After stuffing our faces, we began to wander and explore the wonders of Antigua. It truly is a hub of colour with little collections of gorgeous architectural buildings, cobbled streets, central plazas and tasty hole in the wall eateries. Weaving in and out of shops, we were suddenly struck by a mass of colour from the craft market ‘Casa del Tejido’. There were ponchos, dresses, cushions, rugs … the list goes on, of brightly striped hand woven fabrics – it is a must to purchase a souvenir here!
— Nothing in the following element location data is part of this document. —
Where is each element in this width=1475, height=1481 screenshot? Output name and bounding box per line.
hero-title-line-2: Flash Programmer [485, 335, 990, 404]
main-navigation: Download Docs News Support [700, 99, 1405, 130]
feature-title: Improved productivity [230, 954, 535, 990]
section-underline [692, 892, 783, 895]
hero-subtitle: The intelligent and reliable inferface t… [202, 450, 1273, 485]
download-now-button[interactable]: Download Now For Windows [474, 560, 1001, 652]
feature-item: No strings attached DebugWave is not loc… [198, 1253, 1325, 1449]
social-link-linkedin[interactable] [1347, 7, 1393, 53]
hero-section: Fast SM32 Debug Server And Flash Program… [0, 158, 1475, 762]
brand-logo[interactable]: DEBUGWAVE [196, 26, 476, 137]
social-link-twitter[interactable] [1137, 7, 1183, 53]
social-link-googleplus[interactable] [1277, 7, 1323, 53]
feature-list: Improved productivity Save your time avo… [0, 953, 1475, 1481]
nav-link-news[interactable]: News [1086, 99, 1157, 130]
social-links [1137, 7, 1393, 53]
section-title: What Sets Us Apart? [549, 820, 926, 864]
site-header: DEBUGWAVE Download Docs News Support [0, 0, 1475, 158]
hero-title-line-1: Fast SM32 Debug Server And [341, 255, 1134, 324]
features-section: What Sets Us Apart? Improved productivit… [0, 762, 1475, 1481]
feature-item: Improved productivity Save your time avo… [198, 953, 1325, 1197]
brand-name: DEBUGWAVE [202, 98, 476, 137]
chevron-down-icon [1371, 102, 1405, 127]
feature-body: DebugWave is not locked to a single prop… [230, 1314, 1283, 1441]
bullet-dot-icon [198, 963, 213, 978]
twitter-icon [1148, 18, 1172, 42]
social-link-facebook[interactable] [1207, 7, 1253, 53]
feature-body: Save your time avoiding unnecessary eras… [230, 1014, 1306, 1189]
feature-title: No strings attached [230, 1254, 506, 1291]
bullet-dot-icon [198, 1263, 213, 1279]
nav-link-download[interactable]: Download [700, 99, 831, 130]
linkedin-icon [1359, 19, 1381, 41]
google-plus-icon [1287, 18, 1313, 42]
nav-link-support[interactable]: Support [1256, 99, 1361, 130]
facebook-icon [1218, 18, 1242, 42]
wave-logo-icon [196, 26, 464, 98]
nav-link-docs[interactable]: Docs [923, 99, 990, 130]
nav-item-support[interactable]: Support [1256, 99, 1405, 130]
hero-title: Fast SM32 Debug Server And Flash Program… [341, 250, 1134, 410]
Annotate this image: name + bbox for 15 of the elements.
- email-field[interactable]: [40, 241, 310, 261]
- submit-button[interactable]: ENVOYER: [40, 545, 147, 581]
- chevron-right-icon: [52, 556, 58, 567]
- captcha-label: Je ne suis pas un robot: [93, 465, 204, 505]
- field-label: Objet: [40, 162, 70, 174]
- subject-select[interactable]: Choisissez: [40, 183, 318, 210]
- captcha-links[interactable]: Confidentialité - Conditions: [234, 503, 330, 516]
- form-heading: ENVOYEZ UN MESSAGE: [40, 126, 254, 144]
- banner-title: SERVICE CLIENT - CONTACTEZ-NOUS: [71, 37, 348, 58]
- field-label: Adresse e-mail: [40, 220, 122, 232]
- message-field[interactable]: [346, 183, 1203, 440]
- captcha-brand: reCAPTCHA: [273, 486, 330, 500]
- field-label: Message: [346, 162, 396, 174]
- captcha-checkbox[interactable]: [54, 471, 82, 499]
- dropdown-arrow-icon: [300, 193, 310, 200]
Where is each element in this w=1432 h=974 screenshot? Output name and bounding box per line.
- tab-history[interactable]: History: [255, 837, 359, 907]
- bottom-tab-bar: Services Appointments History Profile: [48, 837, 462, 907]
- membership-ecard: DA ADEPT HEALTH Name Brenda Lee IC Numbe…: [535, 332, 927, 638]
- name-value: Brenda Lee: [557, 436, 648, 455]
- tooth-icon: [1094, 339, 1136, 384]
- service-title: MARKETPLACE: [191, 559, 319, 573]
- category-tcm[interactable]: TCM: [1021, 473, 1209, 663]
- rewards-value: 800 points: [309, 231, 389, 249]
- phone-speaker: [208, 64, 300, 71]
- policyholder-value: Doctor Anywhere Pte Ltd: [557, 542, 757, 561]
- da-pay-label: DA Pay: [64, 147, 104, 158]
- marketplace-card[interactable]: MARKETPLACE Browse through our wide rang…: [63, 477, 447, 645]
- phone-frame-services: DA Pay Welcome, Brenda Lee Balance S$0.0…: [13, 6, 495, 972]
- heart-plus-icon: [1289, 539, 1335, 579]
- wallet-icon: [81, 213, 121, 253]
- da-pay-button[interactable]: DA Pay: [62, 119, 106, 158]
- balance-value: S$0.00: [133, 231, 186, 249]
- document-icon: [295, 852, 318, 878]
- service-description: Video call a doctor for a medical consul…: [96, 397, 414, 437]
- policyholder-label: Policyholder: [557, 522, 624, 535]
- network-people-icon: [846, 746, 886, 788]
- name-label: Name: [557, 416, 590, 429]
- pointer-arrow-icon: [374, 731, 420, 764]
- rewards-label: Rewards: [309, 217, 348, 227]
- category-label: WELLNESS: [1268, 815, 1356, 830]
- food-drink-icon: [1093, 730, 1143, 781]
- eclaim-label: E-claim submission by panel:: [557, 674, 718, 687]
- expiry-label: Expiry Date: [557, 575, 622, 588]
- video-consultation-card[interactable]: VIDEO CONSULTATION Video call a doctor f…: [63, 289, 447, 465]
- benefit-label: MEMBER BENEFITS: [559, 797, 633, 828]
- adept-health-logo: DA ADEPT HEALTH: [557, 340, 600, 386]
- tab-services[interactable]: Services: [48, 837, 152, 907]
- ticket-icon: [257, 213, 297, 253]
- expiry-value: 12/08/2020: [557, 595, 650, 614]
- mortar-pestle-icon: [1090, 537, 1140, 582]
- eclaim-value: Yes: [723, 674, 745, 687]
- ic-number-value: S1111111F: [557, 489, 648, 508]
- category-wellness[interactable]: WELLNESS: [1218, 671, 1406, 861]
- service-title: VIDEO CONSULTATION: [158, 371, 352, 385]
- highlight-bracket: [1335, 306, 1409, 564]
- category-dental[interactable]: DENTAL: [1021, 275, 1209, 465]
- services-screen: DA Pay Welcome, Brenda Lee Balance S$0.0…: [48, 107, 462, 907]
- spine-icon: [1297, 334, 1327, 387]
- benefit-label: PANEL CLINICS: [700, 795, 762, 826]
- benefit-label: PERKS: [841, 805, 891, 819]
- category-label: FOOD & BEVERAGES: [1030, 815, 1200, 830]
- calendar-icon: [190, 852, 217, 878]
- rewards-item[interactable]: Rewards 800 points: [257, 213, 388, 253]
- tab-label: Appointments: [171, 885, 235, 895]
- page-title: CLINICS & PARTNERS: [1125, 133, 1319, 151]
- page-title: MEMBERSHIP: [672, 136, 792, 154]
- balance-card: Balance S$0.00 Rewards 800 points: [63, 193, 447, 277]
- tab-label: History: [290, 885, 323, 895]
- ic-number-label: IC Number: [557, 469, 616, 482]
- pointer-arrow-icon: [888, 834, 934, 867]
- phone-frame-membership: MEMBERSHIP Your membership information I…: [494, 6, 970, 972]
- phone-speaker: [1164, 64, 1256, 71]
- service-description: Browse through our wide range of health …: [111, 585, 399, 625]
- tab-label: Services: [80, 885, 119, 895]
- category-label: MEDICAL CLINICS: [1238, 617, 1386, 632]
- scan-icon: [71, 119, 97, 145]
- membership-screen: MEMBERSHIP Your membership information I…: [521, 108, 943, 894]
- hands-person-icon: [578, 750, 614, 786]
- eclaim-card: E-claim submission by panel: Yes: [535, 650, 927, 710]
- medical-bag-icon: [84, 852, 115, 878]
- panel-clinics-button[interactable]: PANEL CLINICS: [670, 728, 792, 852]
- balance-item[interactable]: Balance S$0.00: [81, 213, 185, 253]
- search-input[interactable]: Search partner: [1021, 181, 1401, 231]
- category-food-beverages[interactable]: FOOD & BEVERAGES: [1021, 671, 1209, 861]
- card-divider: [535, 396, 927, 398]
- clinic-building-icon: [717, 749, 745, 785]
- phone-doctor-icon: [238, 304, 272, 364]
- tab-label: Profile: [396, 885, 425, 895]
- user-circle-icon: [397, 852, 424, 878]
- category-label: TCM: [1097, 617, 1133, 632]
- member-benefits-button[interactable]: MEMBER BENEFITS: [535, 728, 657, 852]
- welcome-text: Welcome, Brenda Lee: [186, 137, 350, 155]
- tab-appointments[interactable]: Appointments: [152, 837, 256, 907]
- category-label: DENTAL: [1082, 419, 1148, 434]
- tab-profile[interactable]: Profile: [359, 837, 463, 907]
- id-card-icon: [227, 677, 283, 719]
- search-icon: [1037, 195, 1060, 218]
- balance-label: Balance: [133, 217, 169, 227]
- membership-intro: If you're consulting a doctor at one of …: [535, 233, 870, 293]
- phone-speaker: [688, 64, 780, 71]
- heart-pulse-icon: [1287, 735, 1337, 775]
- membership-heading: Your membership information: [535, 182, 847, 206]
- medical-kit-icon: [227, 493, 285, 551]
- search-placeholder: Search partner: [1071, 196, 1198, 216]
Day 2: One key attraction in Antigua is the famous ‘Cerro de la Cruz’ – the hill of the cross. Ascending some tiny little steps, we made our way up the hill where we were welcomed by an outstanding view. It was picture perfect gave us a birds eye view of the city of which is enclosed within three grandeur volcanoes. After sitting and simply taking in the breathtaking views, we left and headed for to the city to begin our cooking course.

La Tortilla cooking school teaches visitors what Guatemalan food really is and how it demonstrates the blending of Mayan culture and Spanish colonial influences. Pavlow began our lesson with a tour around the market, educating us about some of Guatemala’s fresh produce and bought us unusual local treasures to try back at the kitchen.

Paterna – it looked like a huge green bean on steroids! Inside, there are furry white pods which cushion a hard pip. The only part you are meant to eat is the furry white bit – a strange texture when eating… I have to say I was not converted.Chicos – similar looking to a passion fruit, however the inside is soft and white. This was my favourite, tasted similar to a lychee.Nances – small green cherries, very sour!Jacote Maranon – this orange round fruit features a large black curved stone at its head. This stone is actually a cashew nut stone and underneath hides the nut! However, this stone is extremely toxic and when burnt can emit a harmful gas that can kill a herd of cattle. To eat, you slice the orange fruit and added salt. As you begin to chew a sour twang runs through your mouth then bang your mouth becomes like a desert – it was a truly bizarre feeling!

Once we had finished trying the unusual fruits, we began cooking. On the menu was: Pepian curry, Guatemalan rice, tortillas and beetroot salad. For dessert, rellenitos – a plantain fried ball filled with a chocolate and refried bean sauce. Although a slightly basic cooking lesson, it was an interesting and educational course where we met some lovely people and really made you feel part of the culture.

As we were not raging fans of the rellenitos dessert, we decided later on in the evening to pop to Luna de Miel for their signature dish: Crêpes. This quaint, blue painted French restaurant benefits from a charming roof top terrace decorated in crescents and stared lighting. The ‘Luz de Luna’ and ‘Luna Caribe’ were definitely winners in our eyes! As soon as it had arrived on our table, it was gone!

Some cities loose their sense of culture due to being swamped with consumerism which is a shame, but Antigua retains its traditional charm and character. Within our two day stay, it was refreshing to experience the local Mayan culture was still at the heart of this city – simply beautiful.